PAP muhabiri ayrıca, çevremizde kenelerin giderek daha fazla bulunmasına rağmen paniğe kapılmamamız, ancak dikkatli olmamız gerektiğini vurguladı. Önleyici tedbirleri yalnızca ilkbahar sonu ve yaz aylarında değil, yeterince erken almakta fayda var. Evinizin bahçelerini de zaman zaman kontrol edebilirsiniz - özellikle de çok büyümüşlerse ve sık sulanıyorlarsa - bunu kendiniz "işaretleyerek" yapabilirsiniz - ihtiyacınız olan tek şey açık renkli bir kumaş parçası ve çimlerin üzerinde birkaç dakika yürümek.
Ancak ısırma meydana gelirse kenenin hemen çıkarılması çok önemlidir. "Öncelikle, ısırıldığında tehlikeli bakterileri hemen bize bulaştıracağının doğru olmadığını hatırlayalım.

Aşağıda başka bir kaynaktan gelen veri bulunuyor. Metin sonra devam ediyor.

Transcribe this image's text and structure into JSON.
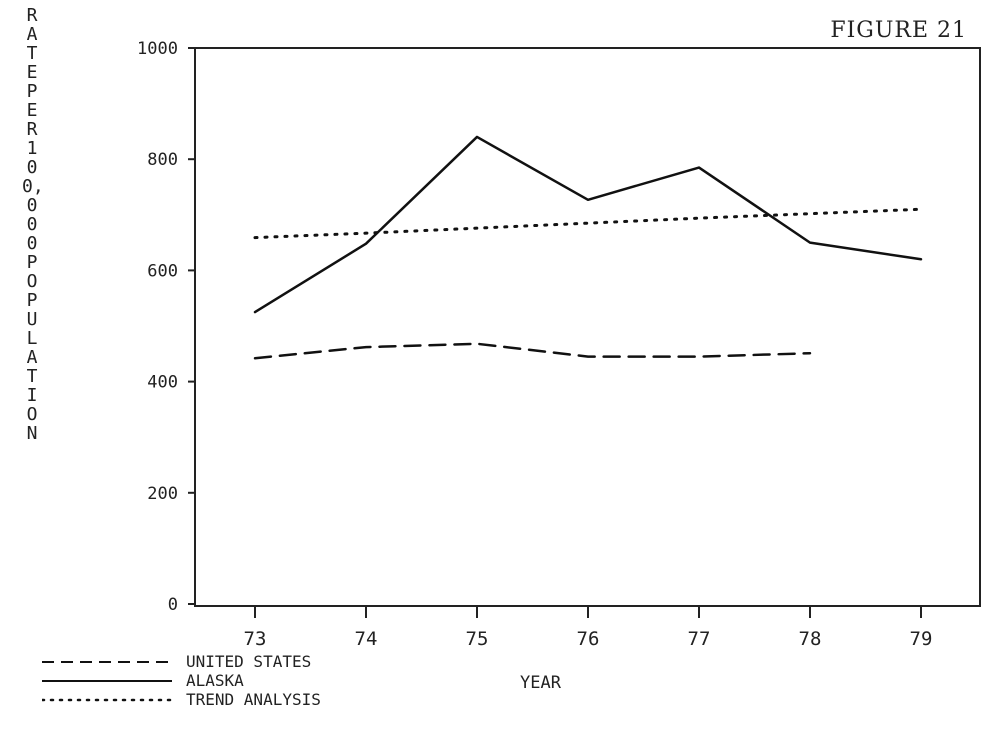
{
  "figure_label": "FIGURE 21",
  "chart_data": {
    "type": "line",
    "title": "",
    "xlabel": "YEAR",
    "ylabel": "RATE PER 100,000 POPULATION",
    "x": [
      73,
      74,
      75,
      76,
      77,
      78,
      79
    ],
    "xticks": [
      "73",
      "74",
      "75",
      "76",
      "77",
      "78",
      "79"
    ],
    "yticks": [
      "0",
      "200",
      "400",
      "600",
      "800",
      "1000"
    ],
    "ylim": [
      0,
      1000
    ],
    "grid": false,
    "legend_position": "bottom-left",
    "series": [
      {
        "name": "UNITED STATES",
        "style": "dashed",
        "color": "#111111",
        "x": [
          73,
          74,
          75,
          76,
          77,
          78
        ],
        "values": [
          442,
          462,
          468,
          445,
          445,
          451
        ]
      },
      {
        "name": "ALASKA",
        "style": "solid",
        "color": "#111111",
        "x": [
          73,
          74,
          75,
          76,
          77,
          78,
          79
        ],
        "values": [
          525,
          648,
          840,
          727,
          785,
          650,
          620
        ]
      },
      {
        "name": "TREND ANALYSIS",
        "style": "dotted",
        "color": "#111111",
        "x": [
          73,
          74,
          75,
          76,
          77,
          78,
          79
        ],
        "values": [
          659,
          667,
          676,
          685,
          694,
          702,
          710
        ]
      }
    ]
  }
}
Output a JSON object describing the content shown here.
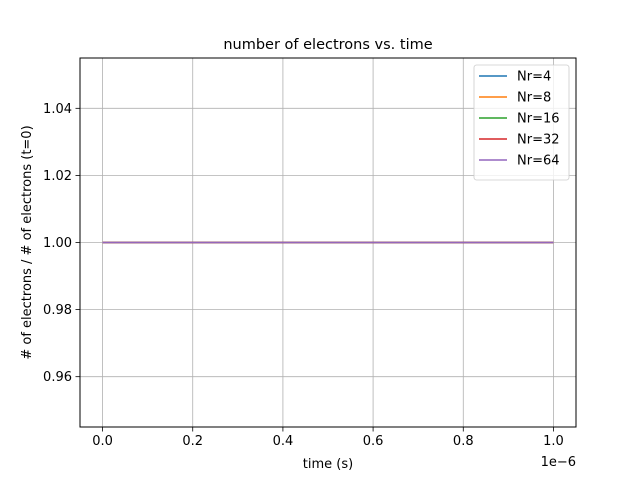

Kenelerin yalnızca belirli bir yüzdesi taşıyıcısıdır. Ayrıca, zaman önemlidir - Lyme hastalığı spiroketleri durumunda, bir insanı enfekte etmek için gereken minimum beslenme süresi 24 saattir. Yani keneyi 24 saat içinde vücudumuzdan çıkarırsak, temelde hastalanma riski yoktur," dedi Dagmara Wężyk.
Kenelere karşı bazen tavsiye edilen ilaçlama konusuna gelince, biyologlar şüpheci kalmaya devam ediyor. Bu, bu parazitleri yok etmede etkili olsalar da, çevredeki rolleri azımsanamayacak diğer böcekleri ve eklembacaklıları da öldürdüklerini hatırlatır.